Kennzahlen als Grundlage für bessere Entscheidungen
Viele freie Nfz-Werkstätten erfassen bereits heute umfangreiche Betriebsdaten über ihre Werkstattmanagement-Systeme. Doch erst die richtige Interpretation macht diese Informationen wertvoll. Ein Leistungsvergleich zeigt, wie sich die eigene Werkstatt im Verhältnis zu vergleichbaren Betrieben entwickelt und welche Prozesse bereits gut funktionieren.
Beim Werkstatt-Stammtisch wird erläutert, welche Kennzahlen für Nutzfahrzeugbetriebe besonders aussagekräftig sind. Dazu gehören unter anderem die Auslastung der Werkstatt, Produktivität der Mitarbeitenden, durchschnittliche Reparaturzeiten oder die Entwicklung des Auftragsvolumens. Diese Werte helfen dabei, fundierte Entscheidungen für die weitere Betriebsentwicklung zu treffen.
Effizienz steigert die Fahrzeugverfügbarkeit
Fuhrparkbetreiber erwarten kurze Standzeiten und verlässliche Serviceleistungen. Jede Verzögerung wirkt sich unmittelbar auf den Fahrzeugeinsatz aus. Umso wichtiger ist eine Werkstattorganisation, die Arbeitsabläufe kontinuierlich überprüft und verbessert.
Digitale Auswertungen schaffen hierfür die notwendige Transparenz. Sie zeigen beispielsweise, wo Wartezeiten entstehen, welche Arbeitsbereiche besonders ausgelastet sind oder wie sich die Terminplanung weiter optimieren lässt. Gleichzeitig eröffnen sie Möglichkeiten, Zusatzleistungen gezielt anzubieten und Kunden langfristig an den Betrieb zu binden.
Austausch mit Experten und Kollegen
Neben den fachlichen Impulsen lebt der Werkstatt-Stammtisch vom offenen Dialog.
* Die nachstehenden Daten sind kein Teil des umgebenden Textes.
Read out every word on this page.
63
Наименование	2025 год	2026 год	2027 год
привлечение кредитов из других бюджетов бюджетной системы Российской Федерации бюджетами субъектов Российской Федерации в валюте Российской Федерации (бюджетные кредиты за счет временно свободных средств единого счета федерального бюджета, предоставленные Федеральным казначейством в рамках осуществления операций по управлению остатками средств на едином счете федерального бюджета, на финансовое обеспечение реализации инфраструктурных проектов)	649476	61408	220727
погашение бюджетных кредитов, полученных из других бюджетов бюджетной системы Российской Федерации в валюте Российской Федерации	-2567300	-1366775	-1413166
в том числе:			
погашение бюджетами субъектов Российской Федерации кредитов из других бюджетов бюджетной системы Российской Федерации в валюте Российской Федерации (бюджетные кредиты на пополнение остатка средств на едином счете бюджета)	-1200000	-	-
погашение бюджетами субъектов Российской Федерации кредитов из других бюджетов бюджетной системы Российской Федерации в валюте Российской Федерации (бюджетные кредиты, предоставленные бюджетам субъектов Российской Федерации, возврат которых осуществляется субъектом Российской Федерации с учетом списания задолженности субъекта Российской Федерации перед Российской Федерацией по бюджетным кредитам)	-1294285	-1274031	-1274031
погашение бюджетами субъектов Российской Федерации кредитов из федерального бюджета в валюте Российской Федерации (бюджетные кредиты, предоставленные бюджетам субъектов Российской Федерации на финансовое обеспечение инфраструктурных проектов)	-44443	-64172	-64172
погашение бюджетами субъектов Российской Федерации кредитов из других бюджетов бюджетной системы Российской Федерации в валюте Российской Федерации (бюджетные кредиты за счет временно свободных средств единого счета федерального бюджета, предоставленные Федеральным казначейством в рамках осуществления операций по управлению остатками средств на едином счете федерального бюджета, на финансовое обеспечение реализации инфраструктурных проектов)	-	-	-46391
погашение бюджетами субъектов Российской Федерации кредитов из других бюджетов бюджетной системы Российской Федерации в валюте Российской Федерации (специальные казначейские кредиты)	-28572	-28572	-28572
Gemeinsam mit John Bos (WESP), Kristiane Guth und Werkstattkollegen diskutieren die Teilnehmenden, welche Kennzahlen im Betriebsalltag tatsächlich Mehrwert bieten und wie Benchmarking zur Weiterentwicklung des Unternehmens beitragen kann.
Gerade für freie Nfz-Werkstätten bietet der Erfahrungsaustausch wertvolle Anregungen, um betriebliche Abläufe kritisch zu hinterfragen und erfolgreiche Lösungsansätze kennenzulernen.
Wer die wirtschaftliche Entwicklung seines Betriebs aktiv steuern möchte, benötigt mehr als ein gutes Bauchgefühl. Aussagekräftige Kennzahlen schaffen Transparenz und helfen dabei, Potenziale systematisch zu nutzen. Der Werkstatt-Stammtisch der Initiative Qualität ist Mehrwert zeigt, wie Benchmarking zu einem praxisnahen Werkzeug für die erfolgreiche Führung freier Nfz-Werkstätten werden kann.